Eu já estava quase surdo, só ouvia um ziiiimmm no meu ouvido, e aí eu decidi abrir os olhos. Foi quando eu vi mamãe e papai deitados no chão, cheios de tinta vermelha. Tentei acordá-los, mas eles não se mexiam. Chamei: Mamãe, papai, mas eles não respondiam.
Um dos homens, o grandalhão, veio com aquela mãozona para me pegar, mas eu senti que tinha que correr, fugir daqueles homens. Então minhas pernas se mexeram antes que eu pudesse entender o que estava acontecendo. Não sei por que, mas eu sentia que tinha que ir para o espacinho e me esconder lá.
A luz da escada não funciona no meu prédio, tem que pedir para o porteiro acender, então eles poderiam não conseguir me enxergar lá, bastava que eu ficasse onde a luz do corredor não iluminava.
Entrei lá bem rápido e me encostei na parede.
A única coisa que ouvia era o ziiiimm no meu ouvido, mas eu podia sentir que eles estavam se aproximando, sentia um aperto no meu peito, como quando nós brincamos de pique-esconde e a pessoa que está procurando está bem perto da gente. Fechei os olhos e comecei a pedir para alguém me ajudar, mas pedi falando só comigo, sem mexer a boca, para que só eu pudesse escutar. Por favor, alguém me ajude.
O aperto no peito aumentou e aumentou, até para de aumentar e ficar parado. Depois de um tempo o aperto começou a diminuir e diminuir, e quando parou eu abri os olhos. Foi então que vi. Havia os pés de um dos homens no chão, como se ele estivesse, deitado, com os dedos dos pés apontado para o teto. A porta da escada estava fechada em cima da perna dele e só dava para ver os tênis e um pouco da calça dele, mas que der repente começou a se arrastar para dentro, como se ele deslizasse no chão de costas, parecendo uma cobra na TV.

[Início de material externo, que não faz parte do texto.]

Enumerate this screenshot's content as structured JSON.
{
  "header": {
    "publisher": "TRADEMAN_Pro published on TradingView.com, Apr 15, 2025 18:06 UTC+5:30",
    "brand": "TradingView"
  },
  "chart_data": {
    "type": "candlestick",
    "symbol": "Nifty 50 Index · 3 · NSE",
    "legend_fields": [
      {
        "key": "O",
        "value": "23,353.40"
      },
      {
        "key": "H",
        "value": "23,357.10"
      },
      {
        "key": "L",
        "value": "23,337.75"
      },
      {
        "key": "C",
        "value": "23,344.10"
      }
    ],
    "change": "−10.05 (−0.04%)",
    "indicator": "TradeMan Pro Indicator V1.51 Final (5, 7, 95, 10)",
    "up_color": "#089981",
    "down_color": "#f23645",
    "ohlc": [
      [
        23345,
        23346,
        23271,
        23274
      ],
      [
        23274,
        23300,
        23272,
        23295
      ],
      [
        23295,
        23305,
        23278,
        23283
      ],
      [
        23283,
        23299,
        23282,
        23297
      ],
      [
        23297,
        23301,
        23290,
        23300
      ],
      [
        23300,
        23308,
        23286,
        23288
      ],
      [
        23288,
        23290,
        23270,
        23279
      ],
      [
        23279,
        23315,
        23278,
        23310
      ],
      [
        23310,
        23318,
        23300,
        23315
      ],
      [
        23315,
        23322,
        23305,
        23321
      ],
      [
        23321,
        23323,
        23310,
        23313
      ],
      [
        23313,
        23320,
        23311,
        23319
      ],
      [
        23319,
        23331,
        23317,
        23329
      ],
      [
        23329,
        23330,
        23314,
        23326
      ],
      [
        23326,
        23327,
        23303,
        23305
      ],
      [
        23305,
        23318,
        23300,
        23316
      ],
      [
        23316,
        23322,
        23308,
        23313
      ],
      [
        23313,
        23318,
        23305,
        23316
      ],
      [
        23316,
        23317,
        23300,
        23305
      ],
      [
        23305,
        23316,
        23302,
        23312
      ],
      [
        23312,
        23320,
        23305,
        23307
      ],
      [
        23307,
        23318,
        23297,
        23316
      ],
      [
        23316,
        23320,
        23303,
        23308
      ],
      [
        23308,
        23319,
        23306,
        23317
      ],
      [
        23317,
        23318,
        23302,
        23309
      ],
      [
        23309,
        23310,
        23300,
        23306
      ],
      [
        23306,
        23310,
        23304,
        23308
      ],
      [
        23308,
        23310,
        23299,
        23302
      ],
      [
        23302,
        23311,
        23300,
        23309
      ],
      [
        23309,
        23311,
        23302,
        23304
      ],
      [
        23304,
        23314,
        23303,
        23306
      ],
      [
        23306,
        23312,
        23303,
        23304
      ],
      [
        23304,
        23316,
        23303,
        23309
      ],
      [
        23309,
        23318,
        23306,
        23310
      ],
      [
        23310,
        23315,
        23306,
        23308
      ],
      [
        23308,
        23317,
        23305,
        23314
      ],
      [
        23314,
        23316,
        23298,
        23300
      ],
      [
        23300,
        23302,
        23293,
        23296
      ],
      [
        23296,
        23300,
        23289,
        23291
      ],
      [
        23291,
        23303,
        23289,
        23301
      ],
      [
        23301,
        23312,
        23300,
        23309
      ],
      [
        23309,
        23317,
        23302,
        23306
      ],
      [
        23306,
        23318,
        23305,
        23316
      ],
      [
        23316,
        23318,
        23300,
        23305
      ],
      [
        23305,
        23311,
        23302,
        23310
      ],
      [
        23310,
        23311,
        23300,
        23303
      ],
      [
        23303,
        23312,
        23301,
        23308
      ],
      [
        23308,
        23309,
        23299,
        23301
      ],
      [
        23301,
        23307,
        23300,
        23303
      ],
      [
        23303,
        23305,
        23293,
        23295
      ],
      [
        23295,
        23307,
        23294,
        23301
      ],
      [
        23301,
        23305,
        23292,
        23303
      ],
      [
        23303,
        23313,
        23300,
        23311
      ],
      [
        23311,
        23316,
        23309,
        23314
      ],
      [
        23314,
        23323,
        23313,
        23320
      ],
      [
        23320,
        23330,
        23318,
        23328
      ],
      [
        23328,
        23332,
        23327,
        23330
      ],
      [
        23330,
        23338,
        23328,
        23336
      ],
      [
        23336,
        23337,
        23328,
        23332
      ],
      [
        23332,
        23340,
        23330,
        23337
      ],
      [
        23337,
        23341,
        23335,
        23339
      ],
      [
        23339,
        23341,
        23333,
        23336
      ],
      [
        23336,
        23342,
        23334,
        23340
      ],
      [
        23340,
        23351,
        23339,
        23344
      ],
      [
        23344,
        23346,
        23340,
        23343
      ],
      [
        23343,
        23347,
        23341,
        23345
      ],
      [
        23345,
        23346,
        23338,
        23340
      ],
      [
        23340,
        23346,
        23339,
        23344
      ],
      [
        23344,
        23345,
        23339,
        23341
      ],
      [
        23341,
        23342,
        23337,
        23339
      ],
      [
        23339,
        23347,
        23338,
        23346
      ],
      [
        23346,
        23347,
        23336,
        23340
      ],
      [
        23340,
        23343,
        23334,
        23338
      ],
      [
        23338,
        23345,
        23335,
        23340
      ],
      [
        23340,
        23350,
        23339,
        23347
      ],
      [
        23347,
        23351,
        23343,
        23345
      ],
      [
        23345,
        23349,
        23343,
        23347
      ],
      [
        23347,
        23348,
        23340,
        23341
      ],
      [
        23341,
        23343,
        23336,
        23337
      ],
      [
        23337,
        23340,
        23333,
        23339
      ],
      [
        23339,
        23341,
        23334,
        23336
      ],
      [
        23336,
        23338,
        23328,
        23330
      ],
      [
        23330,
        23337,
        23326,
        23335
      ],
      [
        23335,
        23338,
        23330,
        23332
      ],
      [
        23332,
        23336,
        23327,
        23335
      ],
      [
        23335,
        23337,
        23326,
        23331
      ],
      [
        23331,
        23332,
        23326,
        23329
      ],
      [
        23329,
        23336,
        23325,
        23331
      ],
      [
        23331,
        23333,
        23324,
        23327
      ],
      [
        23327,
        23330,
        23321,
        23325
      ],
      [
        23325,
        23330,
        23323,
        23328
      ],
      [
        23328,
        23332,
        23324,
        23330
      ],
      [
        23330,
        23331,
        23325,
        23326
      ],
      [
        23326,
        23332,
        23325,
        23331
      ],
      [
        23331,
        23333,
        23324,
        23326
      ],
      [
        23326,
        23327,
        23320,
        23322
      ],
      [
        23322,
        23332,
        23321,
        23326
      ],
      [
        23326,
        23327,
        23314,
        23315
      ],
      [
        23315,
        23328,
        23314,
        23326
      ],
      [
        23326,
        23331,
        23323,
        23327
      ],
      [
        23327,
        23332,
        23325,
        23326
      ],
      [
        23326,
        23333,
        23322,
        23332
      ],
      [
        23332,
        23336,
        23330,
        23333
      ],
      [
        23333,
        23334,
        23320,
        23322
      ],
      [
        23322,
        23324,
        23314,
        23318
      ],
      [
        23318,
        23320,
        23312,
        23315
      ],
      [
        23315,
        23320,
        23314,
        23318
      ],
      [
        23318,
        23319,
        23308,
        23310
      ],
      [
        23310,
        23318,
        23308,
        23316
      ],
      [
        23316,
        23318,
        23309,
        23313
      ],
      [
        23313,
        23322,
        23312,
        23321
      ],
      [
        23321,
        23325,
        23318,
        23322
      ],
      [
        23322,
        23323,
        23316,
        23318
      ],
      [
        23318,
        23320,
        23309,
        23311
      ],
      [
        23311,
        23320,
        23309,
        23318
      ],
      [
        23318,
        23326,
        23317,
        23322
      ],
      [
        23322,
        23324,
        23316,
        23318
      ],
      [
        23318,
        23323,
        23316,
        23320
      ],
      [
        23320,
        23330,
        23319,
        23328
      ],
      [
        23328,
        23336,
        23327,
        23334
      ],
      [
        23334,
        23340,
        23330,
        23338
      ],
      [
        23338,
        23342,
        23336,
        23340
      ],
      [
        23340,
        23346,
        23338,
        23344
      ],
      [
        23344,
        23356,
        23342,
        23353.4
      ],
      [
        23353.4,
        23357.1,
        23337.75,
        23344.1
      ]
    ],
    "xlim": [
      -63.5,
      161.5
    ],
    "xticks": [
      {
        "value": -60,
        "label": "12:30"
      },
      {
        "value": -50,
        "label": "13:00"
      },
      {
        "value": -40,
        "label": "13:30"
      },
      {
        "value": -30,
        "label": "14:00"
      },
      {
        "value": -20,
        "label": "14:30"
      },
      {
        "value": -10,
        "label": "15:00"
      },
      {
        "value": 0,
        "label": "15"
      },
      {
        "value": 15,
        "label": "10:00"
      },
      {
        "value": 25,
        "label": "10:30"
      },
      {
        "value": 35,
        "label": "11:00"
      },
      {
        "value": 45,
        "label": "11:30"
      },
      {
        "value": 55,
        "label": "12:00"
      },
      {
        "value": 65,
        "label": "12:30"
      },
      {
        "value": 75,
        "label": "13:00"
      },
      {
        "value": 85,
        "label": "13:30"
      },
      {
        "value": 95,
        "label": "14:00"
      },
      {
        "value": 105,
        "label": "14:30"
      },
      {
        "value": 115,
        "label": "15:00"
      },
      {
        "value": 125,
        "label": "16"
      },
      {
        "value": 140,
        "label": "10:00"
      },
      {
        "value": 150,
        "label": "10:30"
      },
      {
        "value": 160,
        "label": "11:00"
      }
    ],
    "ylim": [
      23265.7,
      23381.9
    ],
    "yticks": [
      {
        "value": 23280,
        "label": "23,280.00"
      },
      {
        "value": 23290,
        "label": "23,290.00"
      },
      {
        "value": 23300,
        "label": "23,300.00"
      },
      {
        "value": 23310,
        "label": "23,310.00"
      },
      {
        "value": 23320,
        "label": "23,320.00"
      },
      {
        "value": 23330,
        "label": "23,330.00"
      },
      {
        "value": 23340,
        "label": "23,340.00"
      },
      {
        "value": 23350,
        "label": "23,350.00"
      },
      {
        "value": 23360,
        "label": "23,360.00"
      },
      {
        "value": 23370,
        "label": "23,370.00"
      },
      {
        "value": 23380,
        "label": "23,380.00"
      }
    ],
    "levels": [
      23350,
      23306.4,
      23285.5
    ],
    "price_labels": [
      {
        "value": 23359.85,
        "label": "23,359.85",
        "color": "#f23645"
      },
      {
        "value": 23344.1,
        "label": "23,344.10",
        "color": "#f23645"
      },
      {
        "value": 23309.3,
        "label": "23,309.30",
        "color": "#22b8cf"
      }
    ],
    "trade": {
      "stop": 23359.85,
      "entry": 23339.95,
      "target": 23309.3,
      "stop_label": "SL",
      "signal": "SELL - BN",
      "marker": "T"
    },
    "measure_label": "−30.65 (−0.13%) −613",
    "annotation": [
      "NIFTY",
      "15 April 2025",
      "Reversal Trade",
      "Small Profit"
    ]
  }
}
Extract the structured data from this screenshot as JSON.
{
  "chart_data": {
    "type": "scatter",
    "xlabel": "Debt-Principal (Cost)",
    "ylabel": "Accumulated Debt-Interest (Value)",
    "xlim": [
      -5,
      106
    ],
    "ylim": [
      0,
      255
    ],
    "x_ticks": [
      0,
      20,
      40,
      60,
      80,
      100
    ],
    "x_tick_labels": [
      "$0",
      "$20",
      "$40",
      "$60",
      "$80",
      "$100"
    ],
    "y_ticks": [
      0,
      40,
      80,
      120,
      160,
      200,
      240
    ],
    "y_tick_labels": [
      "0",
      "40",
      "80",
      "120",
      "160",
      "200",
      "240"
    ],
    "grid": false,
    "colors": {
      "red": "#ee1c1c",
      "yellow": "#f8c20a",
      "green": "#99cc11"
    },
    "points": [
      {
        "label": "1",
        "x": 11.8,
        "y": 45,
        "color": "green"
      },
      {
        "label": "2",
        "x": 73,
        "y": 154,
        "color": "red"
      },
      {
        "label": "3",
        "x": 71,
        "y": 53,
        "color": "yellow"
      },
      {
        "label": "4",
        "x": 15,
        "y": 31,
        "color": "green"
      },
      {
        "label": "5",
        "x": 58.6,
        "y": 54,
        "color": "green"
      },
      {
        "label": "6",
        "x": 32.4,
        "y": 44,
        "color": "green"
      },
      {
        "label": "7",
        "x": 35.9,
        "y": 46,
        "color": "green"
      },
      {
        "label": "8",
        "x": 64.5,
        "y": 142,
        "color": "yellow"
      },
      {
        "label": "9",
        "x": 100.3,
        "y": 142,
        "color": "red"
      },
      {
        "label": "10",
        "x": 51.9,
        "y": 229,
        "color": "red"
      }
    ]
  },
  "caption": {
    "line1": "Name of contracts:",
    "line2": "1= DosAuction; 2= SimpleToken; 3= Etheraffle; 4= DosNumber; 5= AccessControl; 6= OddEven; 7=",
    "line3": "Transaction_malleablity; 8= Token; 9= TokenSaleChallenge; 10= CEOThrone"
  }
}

Quando os pés do homem entraram todo na escuridão, eu vi as duas bolinhas vermelhas na escuridão, eram redondos e piscavam, eram... eram... eram como olhos redondos como bolinhas e que brilhavam vermelho. E uma grande mancha branca surgiu na região que estava meio iluminada, mas na verdade não era uma mancha, era uma grande boca cheia de dentes brancos. E um dedo com uma unha bem grande e preta apareceu na frente da boca, e Ele fez chiiiiii! E sumiu para dentro da escada com o homem.
Quando eu saí do espacinho, vi que tinha tinta vermelha para todos os lados, na parede, no teto e no chão, e os três homens não estavam mais no corredor nem em casa. No andar estávamos apenas mamãe, papai, eu e Ele.